Of course, it’s not a given that the innovation-via-staffers approach the JRC’s ideaLab concept endorses is the best way to create value in a news organization. In the most recent episode of their Rebooting the News podcast, Rosen and Dave Winer discussed the idea — and Winer objected to the org-centric, supply-side-focused sensibility the ideaLab implicitly endorses. “I think you’re barking up the wrong tree,” Winer said. “I think these guys ought to go learn what their customers want. They ought to get on the other side of the fence — I think that’s where you’re going to find the answer.”

Still, there’s nothing to say that experiments oriented toward the demand side of news production couldn’t be part of the group’s mandate. In fact, when it comes to the ideaLab, pretty much anything is fair game, Paton says. The team will hold no regular meetings or conferences or check-ins; the idea is simply to give smart, knowledgeable, enthusiastic people the freedom to experiment, and see what happens.

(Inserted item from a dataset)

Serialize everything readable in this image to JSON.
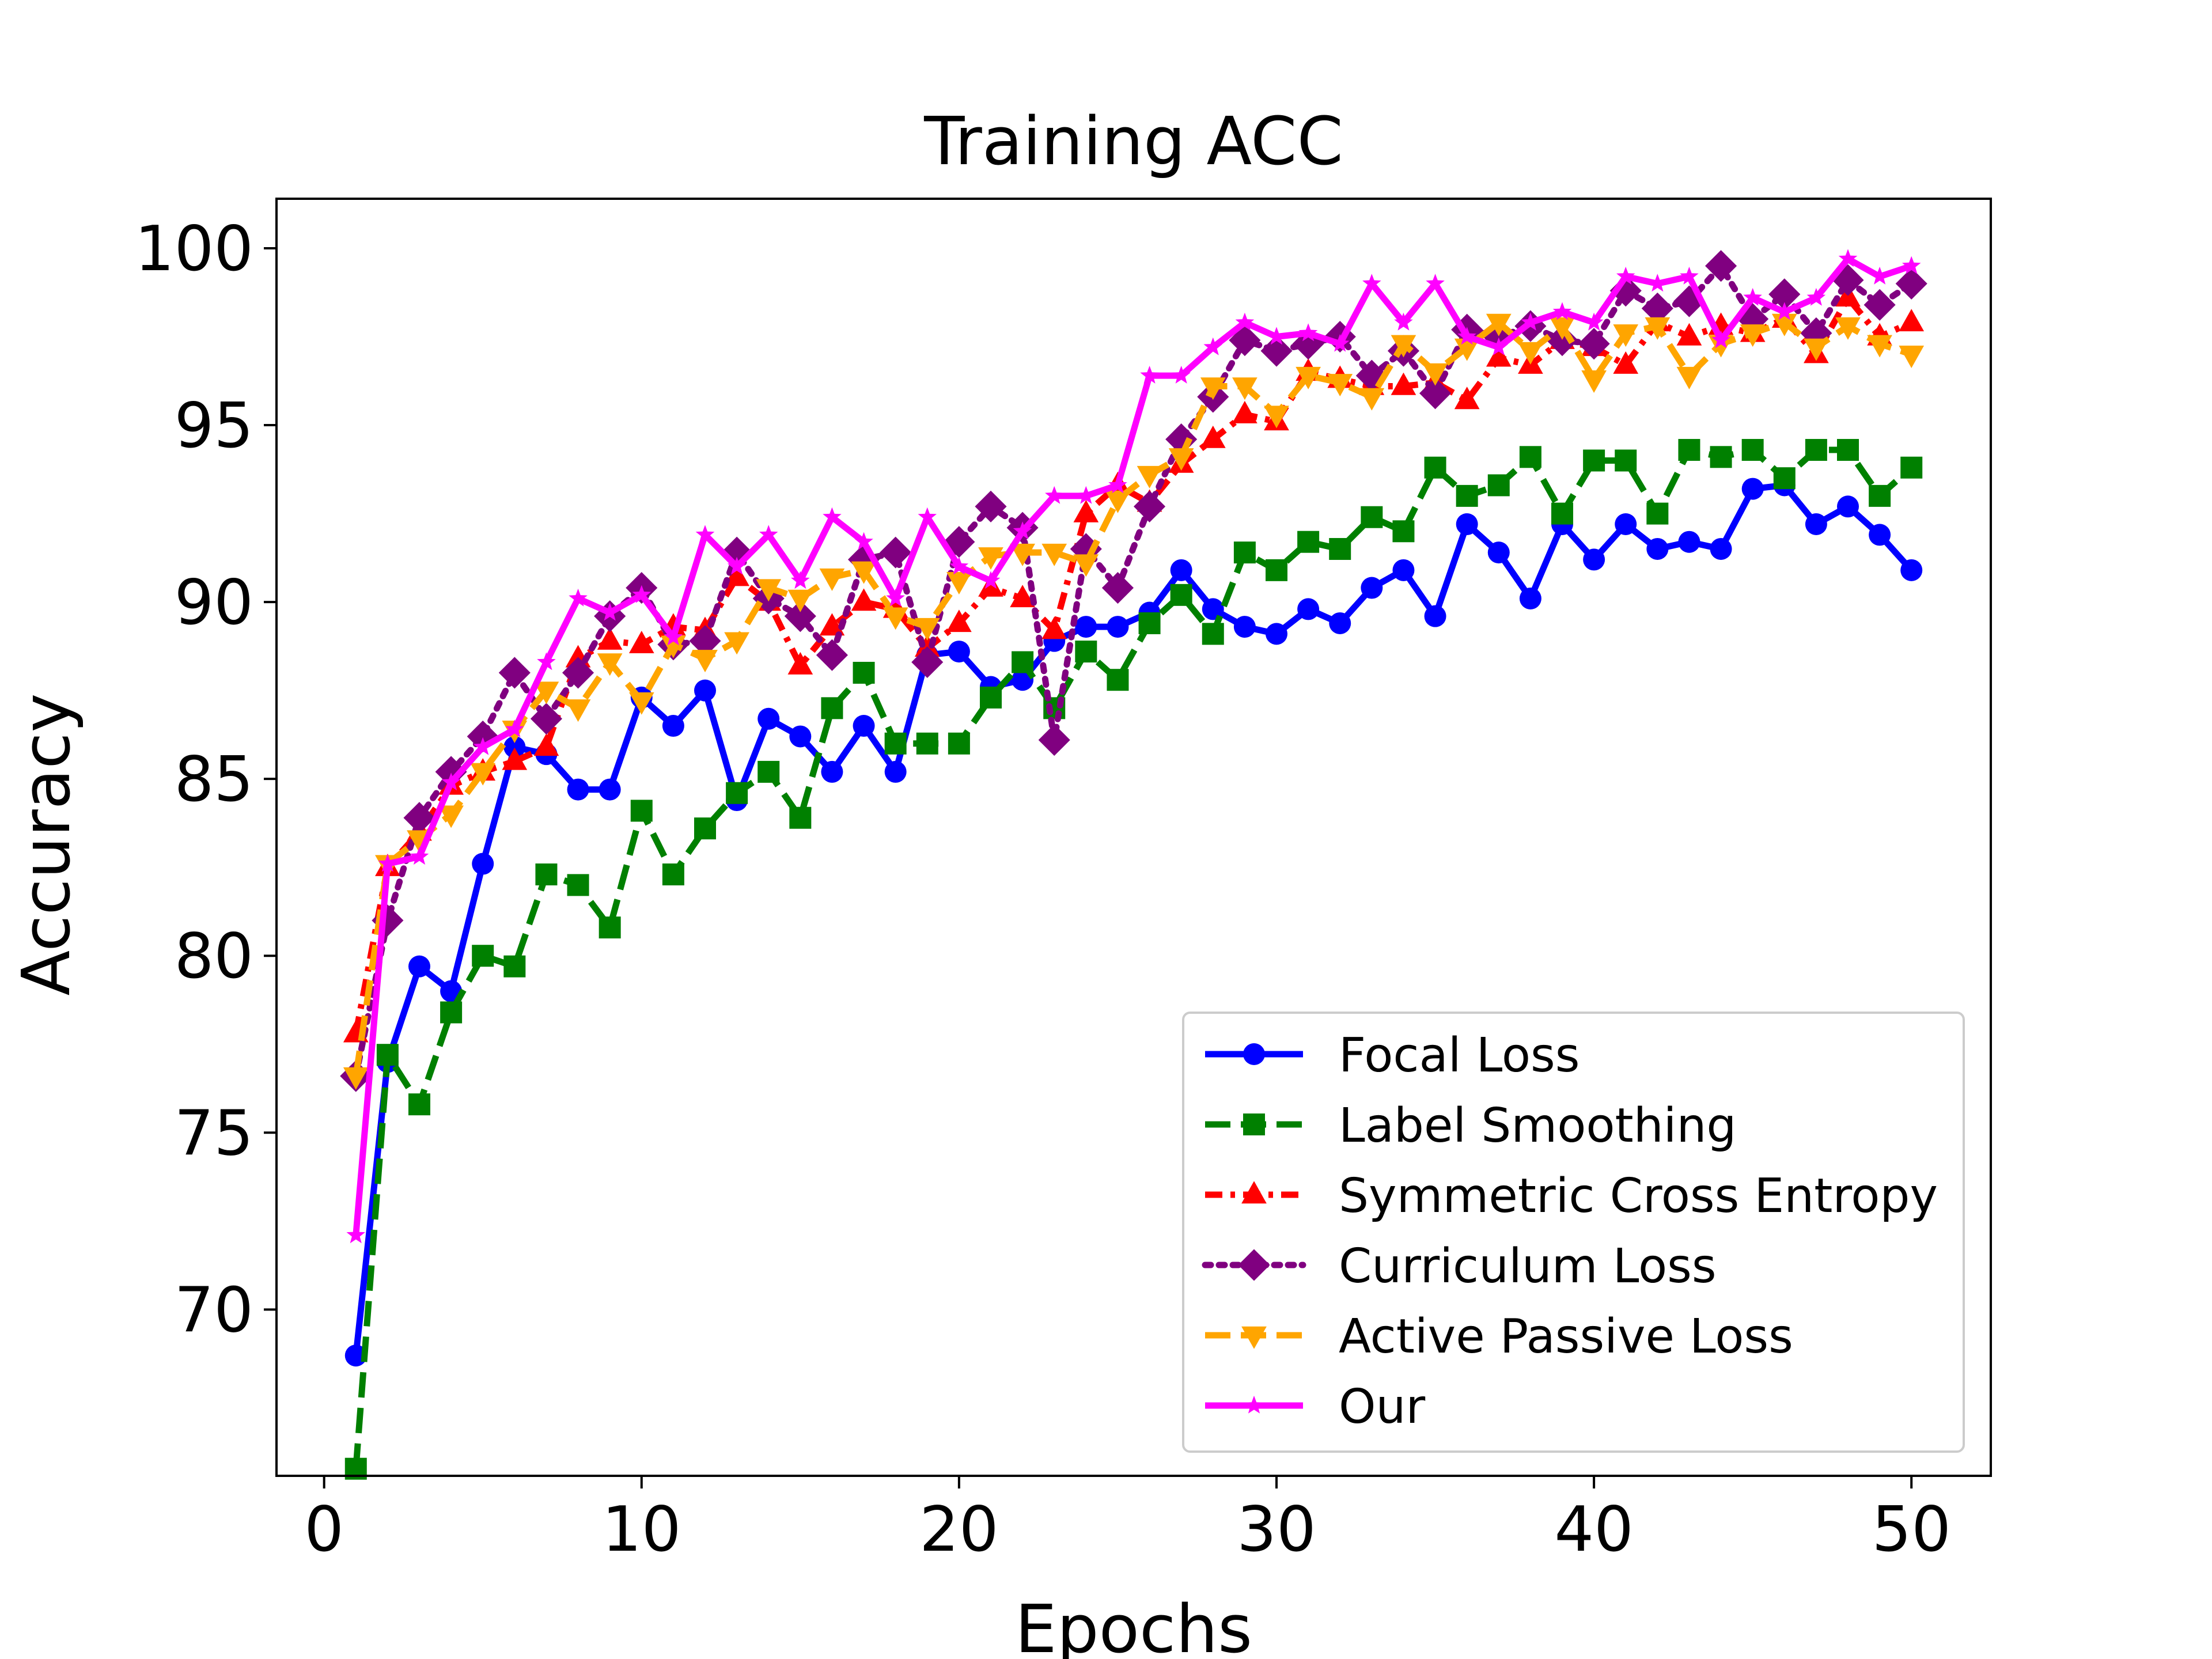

Paton, who ran news operations in Europe and Canada (as well as the U.S.) before taking the helm at Journal Register, has a farm in France; he’s learned, from cultivating it, the benefits of letting things bloom, organically. “I don’t want to manicure anything anymore,” he says. “I don’t want to be one of those guys on his John Deere, up on the lawn, making it cute. And I think that’s what this is going to be like: Think of it as wildflowers instead of a nice, clipped garden.”